La tâche d’administrateur devient un métier. Quelles sont les qualités essentielles pour devenir un bon administrateur de société?

«En tout premier lieu, l’administrateur doit savoir écouter. Cela semble facile, mais c’est une vraie qualité de ne pas arriver à une réunion avec une réponse ou une solution qu’on cherche à imposer aux autres. La force d’un conseil d’administration, c’est justement l’addition des compétences et opinions qui sont autour de la table: pour que ces compétences puissent s’exprimer dans l’intérêt de la société et des différentes parties prenantes, il faut que les différents administrateurs forment une véritable équipe où chacun participe.

Un administrateur n’est habituellement pas un salarié de la société et n’occupe pas de tâche exécutive. Il doit rester à l’écart de la gestion quotidienne de la société. Il a un rôle de surveillance, pas d’exécution. C’est important pour les personnes qui ont été des dirigeants de société. Elles doivent parfois s’adapter et apprendre à prendre une certaine distance, nécessaire au rôle de l’administrateur.

Un administrateur doit savoir écouter et apprendre. 
Carine Feipel

Carine FeipelprésidenteIla

En 2014, vous avez fait le choix de vous lancer dans une carrière d’administrateur indépendant. Comment assurer correctement ce virage?

«Oui, c’était un réel souhait de pouvoir me lancer comme administrateur indépendant. La première chose à faire est de bien se former. J’ai donc suivi une formation de l’Ila et une autre de l’Insead. L’autre point important est le networking. Il faut avoir les bons contacts et montrer aux gens ce qu’on pourrait apporter comme compétences à leur société.

C’est un travail à temps plein?

«Pour certains ça peut le devenir. Pour ma part, j’ai gardé une petite activité d’avocats, mais mes différents mandats me prennent beaucoup de temps et je veux pouvoir m’y consacrer. Je suis d’ailleurs active dans différents conseils de sociétés réglementées, pour lesquelles les autorités de surveillance sont vigilantes au temps consacré par les administrateurs.

La Place luxembourgeoise a d’ailleurs beaucoup évolué à ce sujet. L’époque où des personnes géraient une centaine de mandats est révolue. Un administrateur conscient de sa mission sait qu’il ne peut pas gérer cela correctement.

Les administrateurs sont-ils toujours bien conscients de leurs responsabilités?

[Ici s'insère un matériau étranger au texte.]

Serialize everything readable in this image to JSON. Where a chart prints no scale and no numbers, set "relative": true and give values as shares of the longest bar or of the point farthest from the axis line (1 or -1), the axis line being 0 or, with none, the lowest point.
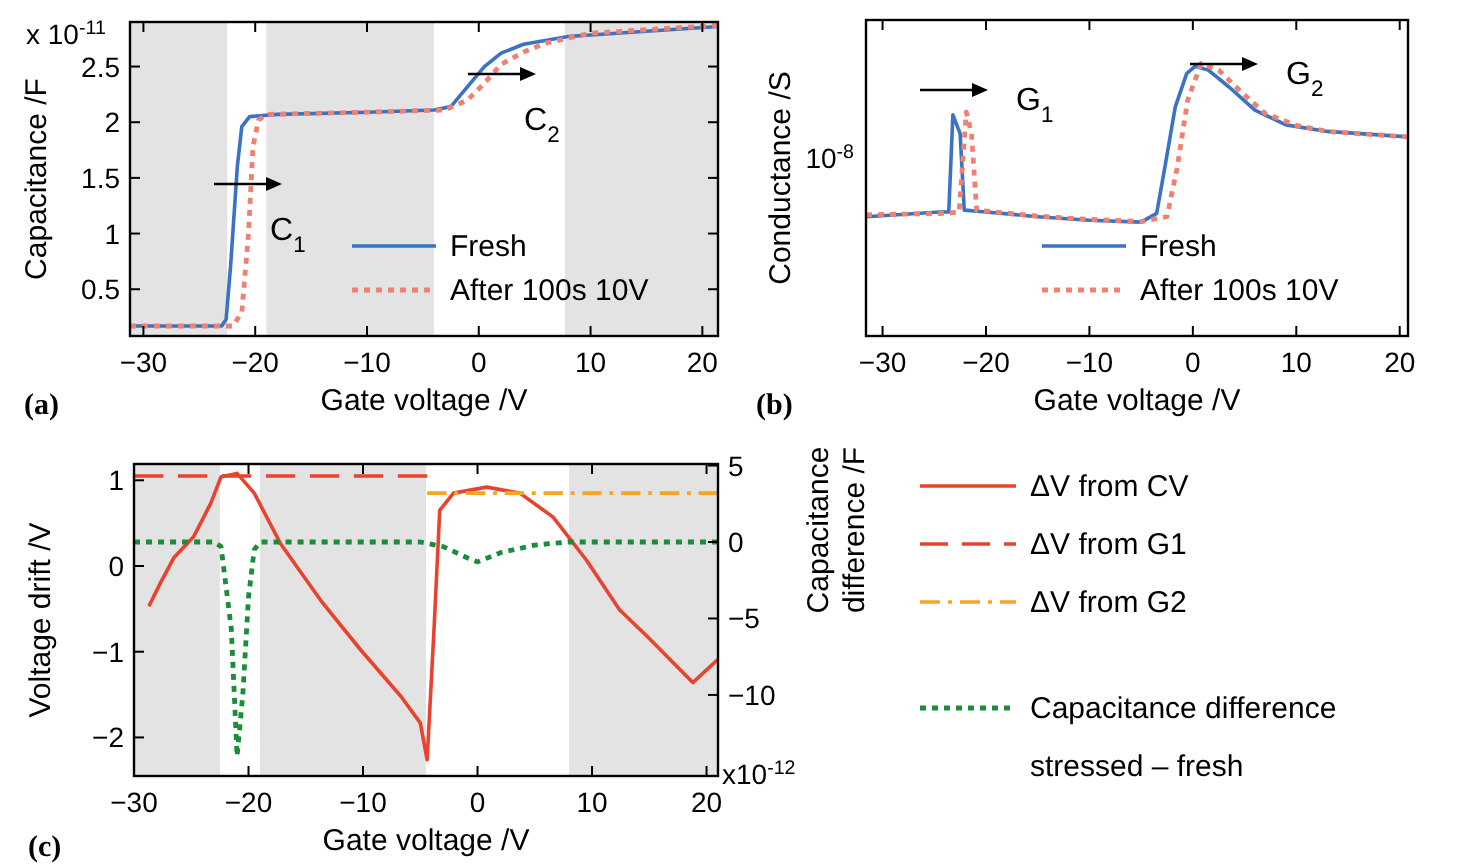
{
  "chart_data": [
    {
      "type": "line",
      "xlabel": "Gate voltage /V",
      "ylabel": "Capacitance /F",
      "xlim": [
        -31.2,
        21.4
      ],
      "ylim": [
        0.08,
        2.9
      ],
      "xticks": [
        -30,
        -20,
        -10,
        0,
        10,
        20
      ],
      "yticks": [
        0.5,
        1,
        1.5,
        2,
        2.5
      ],
      "legend": "bottom right",
      "annotations": [
        "(a)",
        "x 10$^{-11}$",
        "C$_{1}$",
        "C$_{2}$"
      ],
      "bands": [
        {
          "axis": "x",
          "from": -31.2,
          "to": -22.5,
          "color": "#e3e3e3"
        },
        {
          "axis": "x",
          "from": -19,
          "to": -4,
          "color": "#e3e3e3"
        },
        {
          "axis": "x",
          "from": 7.7,
          "to": 21.4,
          "color": "#e3e3e3"
        }
      ],
      "series": [
        {
          "name": "Fresh",
          "color": "#3a73c4",
          "line_style": "solid",
          "x": [
            -31.2,
            -23,
            -22.6,
            -22.2,
            -21.6,
            -21.2,
            -20.5,
            -18,
            -10,
            -4,
            -2.5,
            -1,
            0.5,
            2,
            4,
            8,
            14,
            21.4
          ],
          "values": [
            0.17,
            0.17,
            0.23,
            0.71,
            1.6,
            1.96,
            2.05,
            2.07,
            2.09,
            2.11,
            2.14,
            2.32,
            2.5,
            2.62,
            2.7,
            2.77,
            2.81,
            2.86
          ]
        },
        {
          "name": "After 100s 10V",
          "color": "#f08070",
          "line_style": "dotted",
          "x": [
            -31.2,
            -22,
            -21.2,
            -20.6,
            -20.2,
            -19.7,
            -19,
            -10,
            -3,
            -1,
            0.5,
            2,
            4,
            6,
            10,
            21.4
          ],
          "values": [
            0.17,
            0.17,
            0.29,
            1.0,
            1.78,
            2.02,
            2.07,
            2.09,
            2.11,
            2.2,
            2.35,
            2.52,
            2.63,
            2.71,
            2.8,
            2.87
          ]
        }
      ]
    },
    {
      "type": "line",
      "xlabel": "Gate voltage /V",
      "ylabel": "Conductance /S",
      "relative": true,
      "xlim": [
        -31.6,
        20.8
      ],
      "xticks": [
        -30,
        -20,
        -10,
        0,
        10,
        20
      ],
      "legend": "bottom right",
      "annotations": [
        "(b)",
        "10$^{-8}$",
        "G$_{1}$",
        "G$_{2}$"
      ],
      "series": [
        {
          "name": "Fresh",
          "color": "#3a73c4",
          "line_style": "solid",
          "x": [
            -31.6,
            -24.5,
            -23.6,
            -23.2,
            -22.5,
            -22.1,
            -20,
            -15,
            -10,
            -5,
            -3.5,
            -2.7,
            -1.7,
            -0.6,
            0.2,
            1.5,
            3.5,
            6,
            9,
            13,
            20.8
          ],
          "values": [
            0.438,
            0.455,
            0.455,
            0.812,
            0.743,
            0.462,
            0.455,
            0.438,
            0.425,
            0.418,
            0.45,
            0.621,
            0.841,
            0.963,
            0.99,
            0.976,
            0.914,
            0.829,
            0.775,
            0.751,
            0.731
          ]
        },
        {
          "name": "After 100s 10V",
          "color": "#f08070",
          "line_style": "dotted",
          "x": [
            -31.6,
            -24,
            -22.6,
            -21.9,
            -21.4,
            -20.9,
            -15,
            -10,
            -5,
            -2.5,
            -1.5,
            -0.5,
            0.8,
            2.5,
            4.5,
            7,
            10,
            13,
            20.8
          ],
          "values": [
            0.445,
            0.45,
            0.455,
            0.822,
            0.743,
            0.462,
            0.44,
            0.428,
            0.42,
            0.438,
            0.621,
            0.866,
            1,
            0.976,
            0.902,
            0.817,
            0.773,
            0.751,
            0.731
          ]
        }
      ]
    },
    {
      "type": "line",
      "xlabel": "Gate voltage /V",
      "ylabel": "Voltage drift /V",
      "y2label": "Capacitance difference /F",
      "xlim": [
        -30,
        21
      ],
      "ylim": [
        -2.45,
        1.19
      ],
      "y2lim": [
        -15.3,
        5.1
      ],
      "xticks": [
        -30,
        -20,
        -10,
        0,
        10,
        20
      ],
      "yticks": [
        -2,
        -1,
        0,
        1
      ],
      "y2ticks": [
        -10,
        -5,
        0,
        5
      ],
      "legend": "right",
      "annotations": [
        "(c)",
        "x10$^{-12}$"
      ],
      "bands": [
        {
          "axis": "x",
          "from": -30,
          "to": -22.5,
          "color": "#e3e3e3"
        },
        {
          "axis": "x",
          "from": -19,
          "to": -4.5,
          "color": "#e3e3e3"
        },
        {
          "axis": "x",
          "from": 8,
          "to": 21,
          "color": "#e3e3e3"
        }
      ],
      "series": [
        {
          "name": "ΔV from CV",
          "color": "#e8432f",
          "line_style": "solid",
          "x": [
            -28.7,
            -27.7,
            -26.5,
            -24.8,
            -23.3,
            -22.4,
            -21,
            -19.5,
            -17.2,
            -13.7,
            -10.2,
            -6.7,
            -5,
            -4.4,
            -3.8,
            -3.3,
            -2.1,
            0.8,
            3.7,
            6.6,
            9.5,
            12.4,
            14.8,
            18.8,
            21
          ],
          "values": [
            -0.47,
            -0.2,
            0.1,
            0.34,
            0.73,
            1.04,
            1.08,
            0.85,
            0.26,
            -0.4,
            -0.98,
            -1.52,
            -1.83,
            -2.26,
            -0.74,
            0.65,
            0.85,
            0.92,
            0.85,
            0.57,
            0.07,
            -0.51,
            -0.82,
            -1.36,
            -1.09
          ]
        },
        {
          "name": "ΔV from G1",
          "color": "#e8432f",
          "line_style": "dashed",
          "x": [
            -30,
            -4.4
          ],
          "values": [
            1.05,
            1.05
          ]
        },
        {
          "name": "ΔV from G2",
          "color": "#f5a623",
          "line_style": "dashdot",
          "x": [
            -4.4,
            21
          ],
          "values": [
            0.85,
            0.85
          ]
        },
        {
          "name": "Capacitance difference stressed – fresh",
          "color": "#1a8c3a",
          "line_style": "dotted",
          "axis": "y2",
          "x": [
            -30,
            -23,
            -22.4,
            -21.5,
            -21,
            -20.5,
            -20,
            -19.5,
            -19,
            -5,
            -3,
            -1,
            0,
            2,
            5,
            8,
            21
          ],
          "values": [
            0,
            0,
            -0.3,
            -5.7,
            -14,
            -10,
            -3.6,
            -0.5,
            0,
            0,
            -0.3,
            -1,
            -1.3,
            -0.7,
            -0.2,
            0,
            0
          ]
        }
      ]
    }
  ]
}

«La responsabilité des administrateurs est un sujet très important qui est inhérent au métier d’administrateur et découle de la loi sur les sociétés commerciales. L’Ila organise régulièrement des formations pour les administrateurs sur différentes questions liées à leurs responsabilités: responsabilité civile, responsabilité pénale, responsabilité fiscale. En outre, les sanctions administratives sont un sujet essentiel que nous traitons également. De même, l’assurance D&O (Directors and Officers) est une protection que tout administrateur doit considérer et nous encourageons nos membres à le faire.

La Belgique a adopté en début d’année une loi qui limite la responsabilité des administrateurs. L’objectif visé était de pouvoir continuer à trouver des personnes compétentes acceptant de prendre le rôle d’administrateur sans s’exposer à une responsabilité financière illimitée. Nous n’avons pas encore réfléchi si une telle modification législative serait utile au Luxembourg également, mais l’Ila va devoir se pencher sur ce sujet pour en peser les pour et les contre.»